The world is old, the world is new
It has no name; silence is its name.
In the nothing, becoming nothing,
begetting nothing; this is everything.
The world is old, the world is new.
“Chant” from Dog Woman. Copyright © 2004 by Chris Abani. Reprinted by permission of Red Hen Press.
Dog Woman
It’s like flying in your dreams, she said. You empty
Yourself out and just lift off. Soar. It’s like that.
*
Red. Red. Red.
Just that word. Sometimes.
*
Yang & Yin. Like twins tumbling through summer.
He, the rooster crowing sun; desperate—afraid—
As only men can be.
And Yin? Let’s say she has long hair—
No, that won’t work. If we are to believe
the ancient Chinese, she was a dog
howling moon.
*
When I counted out the pills, it was a slowing down.
Like the delay between when the car goes through
the dip and your stomach falls away—
And won’t stop.
*
Of course it was because she didn’t fit my mold.
So I punished her. And why? And why? And why?
You did it, I said. You did it.
Wouldn’t fill my world.
*
And eventually we all kill our mothers.
Their eyes a tenderness that doesn’t flinch
from it. Knowing. Eventually.
*
What else is there?
*
Paula’s paintings are real. The women thick, visceral,
like stubborn cliffs the sea cannot contain—or drown.
*
Or dogs. And such as these drove Homer to despair—
And his cry: Oh to see! To see! To see!
*
So Paula says: To be a dog woman is bestial is good.
Eating, snarling.
Utterly believable.
Gross.
*
Like when Cesaria Evora breaks your heart with a smile
all melancholy and sea and salt.
Assim ’m ta pidi mar
Pa ’l leva ’me pa ’me ca voeta
And it doesn’t matter that you don’t know what
the words mean. Some things are beyond that.
*
So. Tanya bought the record because Cesaria’s face
is beautiful with all the lost love of the world
and darker than the blue of the sun setting over the Atlantic.
*
It’s in the angle of light washing her hair
with sun into a puddle that catches in the throat
The wood deck creaks from the weight
of all that air and sun and silence
Water chuckling in the tiny fountain in the corner
holding up the song of wind chimes and flies
And it’s all here. Fire. Water. Stone.
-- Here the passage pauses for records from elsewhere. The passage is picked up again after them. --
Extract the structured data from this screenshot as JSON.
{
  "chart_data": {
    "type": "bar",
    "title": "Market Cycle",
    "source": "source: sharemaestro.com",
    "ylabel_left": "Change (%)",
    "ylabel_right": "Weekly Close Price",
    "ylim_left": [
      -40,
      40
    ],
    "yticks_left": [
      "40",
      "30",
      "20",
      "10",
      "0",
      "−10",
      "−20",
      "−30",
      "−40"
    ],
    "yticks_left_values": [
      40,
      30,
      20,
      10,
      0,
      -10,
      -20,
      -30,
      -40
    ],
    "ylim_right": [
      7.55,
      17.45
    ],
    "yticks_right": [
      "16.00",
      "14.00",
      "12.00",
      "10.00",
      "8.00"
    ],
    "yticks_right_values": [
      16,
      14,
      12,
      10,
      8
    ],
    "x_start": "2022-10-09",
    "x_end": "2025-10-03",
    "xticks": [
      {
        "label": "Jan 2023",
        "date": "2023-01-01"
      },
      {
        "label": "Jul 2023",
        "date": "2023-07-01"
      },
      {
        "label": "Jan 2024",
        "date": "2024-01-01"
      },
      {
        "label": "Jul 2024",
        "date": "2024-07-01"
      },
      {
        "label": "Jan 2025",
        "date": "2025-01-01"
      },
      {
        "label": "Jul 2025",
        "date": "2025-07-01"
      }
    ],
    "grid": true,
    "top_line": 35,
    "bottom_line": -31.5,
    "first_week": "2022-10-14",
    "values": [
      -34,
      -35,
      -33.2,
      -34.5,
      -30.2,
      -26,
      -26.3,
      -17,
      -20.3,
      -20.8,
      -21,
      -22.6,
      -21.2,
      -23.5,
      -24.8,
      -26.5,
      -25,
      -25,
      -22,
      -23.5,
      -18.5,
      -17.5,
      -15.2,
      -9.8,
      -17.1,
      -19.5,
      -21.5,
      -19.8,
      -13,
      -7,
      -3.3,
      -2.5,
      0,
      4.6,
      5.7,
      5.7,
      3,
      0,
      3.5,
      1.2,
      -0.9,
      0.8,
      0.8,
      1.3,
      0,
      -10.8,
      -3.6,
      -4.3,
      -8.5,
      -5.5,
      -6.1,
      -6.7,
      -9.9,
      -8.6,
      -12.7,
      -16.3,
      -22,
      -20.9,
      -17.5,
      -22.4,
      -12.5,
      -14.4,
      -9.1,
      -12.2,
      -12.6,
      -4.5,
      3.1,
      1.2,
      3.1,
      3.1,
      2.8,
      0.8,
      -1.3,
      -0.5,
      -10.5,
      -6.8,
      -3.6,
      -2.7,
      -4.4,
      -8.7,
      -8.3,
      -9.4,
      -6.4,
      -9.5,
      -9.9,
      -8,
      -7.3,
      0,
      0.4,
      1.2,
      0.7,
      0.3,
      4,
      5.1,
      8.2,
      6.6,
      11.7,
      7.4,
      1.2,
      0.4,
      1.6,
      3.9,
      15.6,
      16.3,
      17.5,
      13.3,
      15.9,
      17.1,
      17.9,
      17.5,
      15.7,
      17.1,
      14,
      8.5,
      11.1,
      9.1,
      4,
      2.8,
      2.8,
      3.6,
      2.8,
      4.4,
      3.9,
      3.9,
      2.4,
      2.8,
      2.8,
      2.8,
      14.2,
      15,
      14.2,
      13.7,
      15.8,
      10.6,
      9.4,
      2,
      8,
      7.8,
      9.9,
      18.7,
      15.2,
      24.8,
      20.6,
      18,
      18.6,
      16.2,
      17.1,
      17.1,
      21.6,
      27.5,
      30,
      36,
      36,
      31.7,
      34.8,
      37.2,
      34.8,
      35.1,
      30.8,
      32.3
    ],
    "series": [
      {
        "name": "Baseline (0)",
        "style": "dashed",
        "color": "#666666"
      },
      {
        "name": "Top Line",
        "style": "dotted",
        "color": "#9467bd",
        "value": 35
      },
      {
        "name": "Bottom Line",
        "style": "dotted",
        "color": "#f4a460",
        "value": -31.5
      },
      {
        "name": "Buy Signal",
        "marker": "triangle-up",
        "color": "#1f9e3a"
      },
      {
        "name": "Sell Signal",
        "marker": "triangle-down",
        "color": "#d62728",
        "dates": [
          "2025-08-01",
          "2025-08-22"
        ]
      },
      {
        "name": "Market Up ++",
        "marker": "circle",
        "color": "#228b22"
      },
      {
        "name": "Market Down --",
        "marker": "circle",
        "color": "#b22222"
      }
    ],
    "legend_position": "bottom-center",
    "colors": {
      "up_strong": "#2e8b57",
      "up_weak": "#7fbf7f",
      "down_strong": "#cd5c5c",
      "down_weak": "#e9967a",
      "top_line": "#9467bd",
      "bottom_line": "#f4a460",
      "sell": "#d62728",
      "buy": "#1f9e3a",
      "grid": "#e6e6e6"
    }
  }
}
Wood.
*
All caught up in Yeats and the cuckoo
that wasn’t a real bird but cried
with all the agony of the desire for flight
hemmed by wooden wings, and springs and cogs.
I think.
*
Or looking for Rilke—
How the panther is like the rage
of a doll’s soul caught in the body: but
to say: under an open window, a violin
Accomplishment though is another matter—
Just ask Baudelaire and so I
thought I could do it.
Necromancer, necromancer, necromancer
make me a mate
only one of my ribs pray take.
So why won’t women fit into that space?
*
Is that why in the photograph David plays
an inflatable lyre? Does his smile make it all artifice?
*
But life is this and it will not
be contained. The Igbo say:
No one can outrun their shadow.
And this is good. This is hope.
Because, or maybe, we cannot outrun love.
*
To drive down a road, she said. Until it stops
at the edge of the sea. An ocean vast and immense,
she said. If you are lucky, she said. It fills you.